Friday, 23 March 2012

Multiliteracies

In today's society literacy does not only take the form of written print text but also incorporates the many variations of literacy that have emerged to address our cultural and social diversity, technological advancements and the 'shrinking of the world' from globalisation ( The New London Group 1996).


This morning when I woke up I sent an email, wrote a text message, scrolled down my news feed on facebook that revealed freshly posted images and comments of friends and family. All of which I would not have known or seen if not for the World Wide Web. It is from this observation that I can illustrate that we live in a world that allows us to communicate our daily movements through multimodal patterns that requires us to identify, read and create new texts using various semiotic codes (The New London Group 1996).
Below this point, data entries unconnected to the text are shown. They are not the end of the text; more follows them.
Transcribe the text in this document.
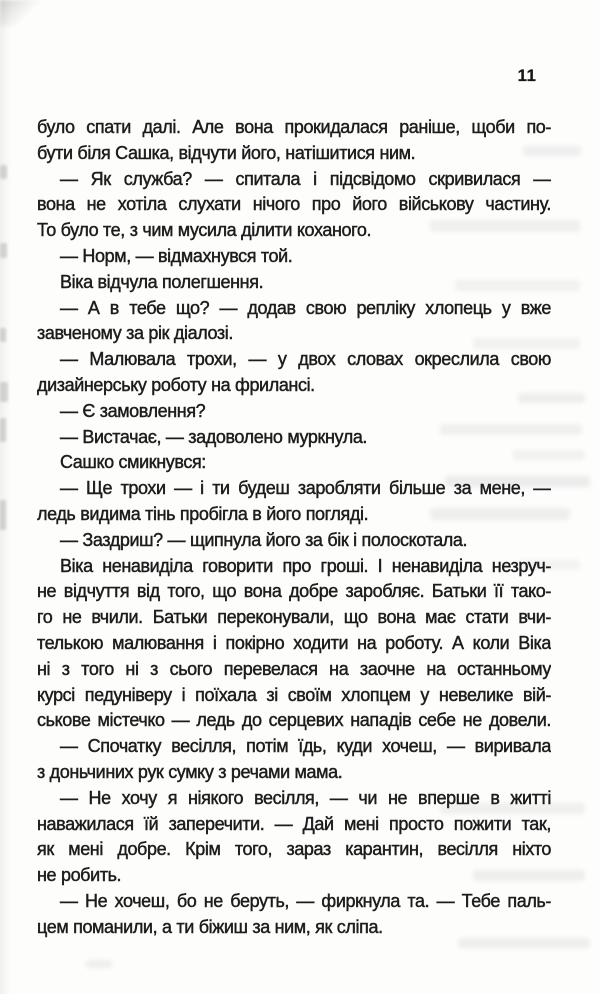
11
було спати далі. Але вона прокидалася раніше, щоби по-
бути біля Сашка, відчути його, натішитися ним.
— Як служба? — спитала і підсвідомо скривилася —
вона не хотіла слухати нічого про його військову частину.
То було те, з чим мусила ділити коханого.
— Норм, — відмахнувся той.
Віка відчула полегшення.
— А в тебе що? — додав свою репліку хлопець у вже
завченому за рік діалозі.
— Малювала трохи, — у двох словах окреслила свою
дизайнерську роботу на фрилансі.
— Є замовлення?
— Вистачає, — задоволено муркнула.
Сашко смикнувся:
— Ще трохи — і ти будеш заробляти більше за мене, —
ледь видима тінь пробігла в його погляді.
— Заздриш? — щипнула його за бік і полоскотала.
Віка ненавиділа говорити про гроші. І ненавиділа незруч-
не відчуття від того, що вона добре заробляє. Батьки її тако-
го не вчили. Батьки переконували, що вона має стати вчи-
телькою малювання і покірно ходити на роботу. А коли Віка
ні з того ні з сього перевелася на заочне на останньому
курсі педуніверу і поїхала зі своїм хлопцем у невелике вій-
ськове містечко — ледь до серцевих нападів себе не довели.
— Спочатку весілля, потім їдь, куди хочеш, — виривала
з доньчиних рук сумку з речами мама.
— Не хочу я ніякого весілля, — чи не вперше в житті
наважилася їй заперечити. — Дай мені просто пожити так,
як мені добре. Крім того, зараз карантин, весілля ніхто
не робить.
— Не хочеш, бо не беруть, — фиркнула та. — Тебе паль-
цем поманили, а ти біжиш за ним, як сліпа.
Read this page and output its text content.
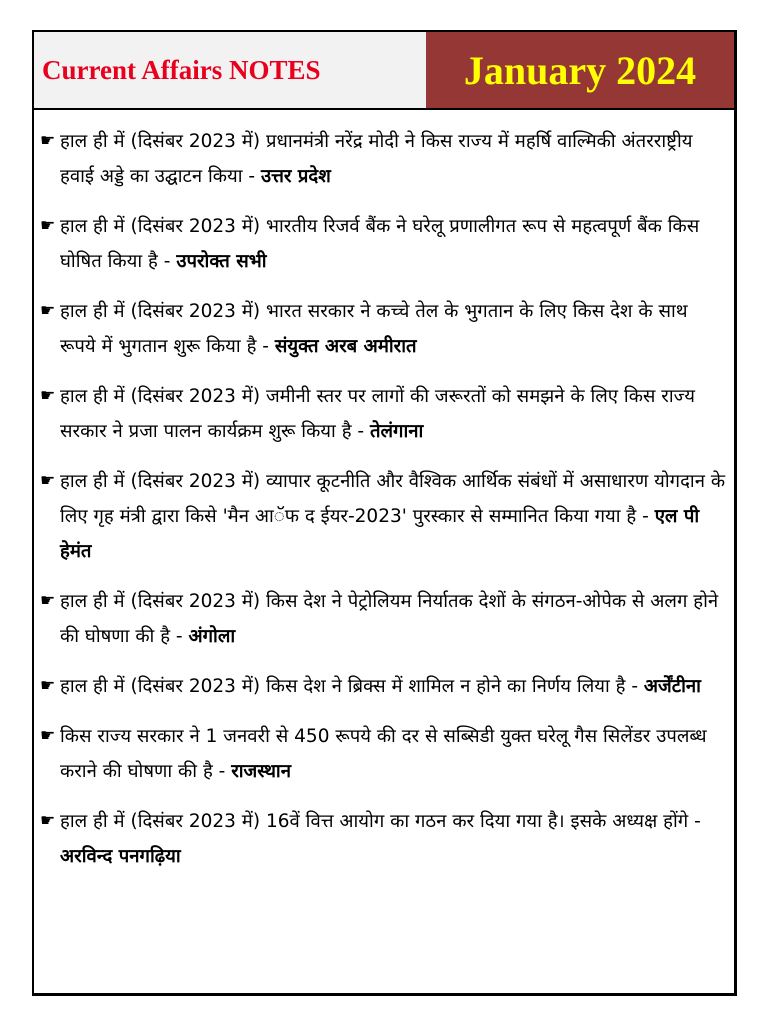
Current Affairs NOTES	January 2024
☛ हाल ही में (दिसंबर 2023 में) प्रधानमंत्री नरेंद्र मोदी ने किस राज्य में महर्षि वाल्मिकी अंतरराष्ट्रीय हवाई अड्डे का उद्घाटन किया - उत्तर प्रदेश
☛ हाल ही में (दिसंबर 2023 में) भारतीय रिजर्व बैंक ने घरेलू प्रणालीगत रूप से महत्वपूर्ण बैंक किस घोषित किया है - उपरोक्त सभी
☛ हाल ही में (दिसंबर 2023 में) भारत सरकार ने कच्चे तेल के भुगतान के लिए किस देश के साथ रूपये में भुगतान शुरू किया है - संयुक्त अरब अमीरात
☛ हाल ही में (दिसंबर 2023 में) जमीनी स्तर पर लागों की जरूरतों को समझने के लिए किस राज्य सरकार ने प्रजा पालन कार्यक्रम शुरू किया है - तेलंगाना
☛ हाल ही में (दिसंबर 2023 में) व्यापार कूटनीति और वैश्विक आर्थिक संबंधों में असाधारण योगदान के लिए गृह मंत्री द्वारा किसे 'मैन आॅफ द ईयर-2023' पुरस्कार से सम्मानित किया गया है - एल पी हेमंत
☛ हाल ही में (दिसंबर 2023 में) किस देश ने पेट्रोलियम निर्यातक देशों के संगठन-ओपेक से अलग होने की घोषणा की है - अंगोला
☛ हाल ही में (दिसंबर 2023 में) किस देश ने ब्रिक्स में शामिल न होने का निर्णय लिया है - अर्जेंटीना
☛ किस राज्य सरकार ने 1 जनवरी से 450 रूपये की दर से सब्सिडी युक्त घरेलू गैस सिलेंडर उपलब्ध कराने की घोषणा की है - राजस्थान
☛ हाल ही में (दिसंबर 2023 में) 16वें वित्त आयोग का गठन कर दिया गया है। इसके अध्यक्ष होंगे - अरविन्द पनगढ़िया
Cope and Kalantizis developed a framework to describe the process that an individual takes in order to do this (1996).

So how do we use these multiliteracies that are present in our daily lives?


Cope and Kalantizis identified three elements within their framework consisting of Available designs, Design and The Redesigned.

http://www.newliteracies.com.au/what-are-new-literacies?/138/


The framework thus becomes a more fluid way of creating knowledge applicable to all literacies which now incorporates the vast array of ways to communicate in today's society (Cazden, Cope, Fairclough, Gee et al, 1996).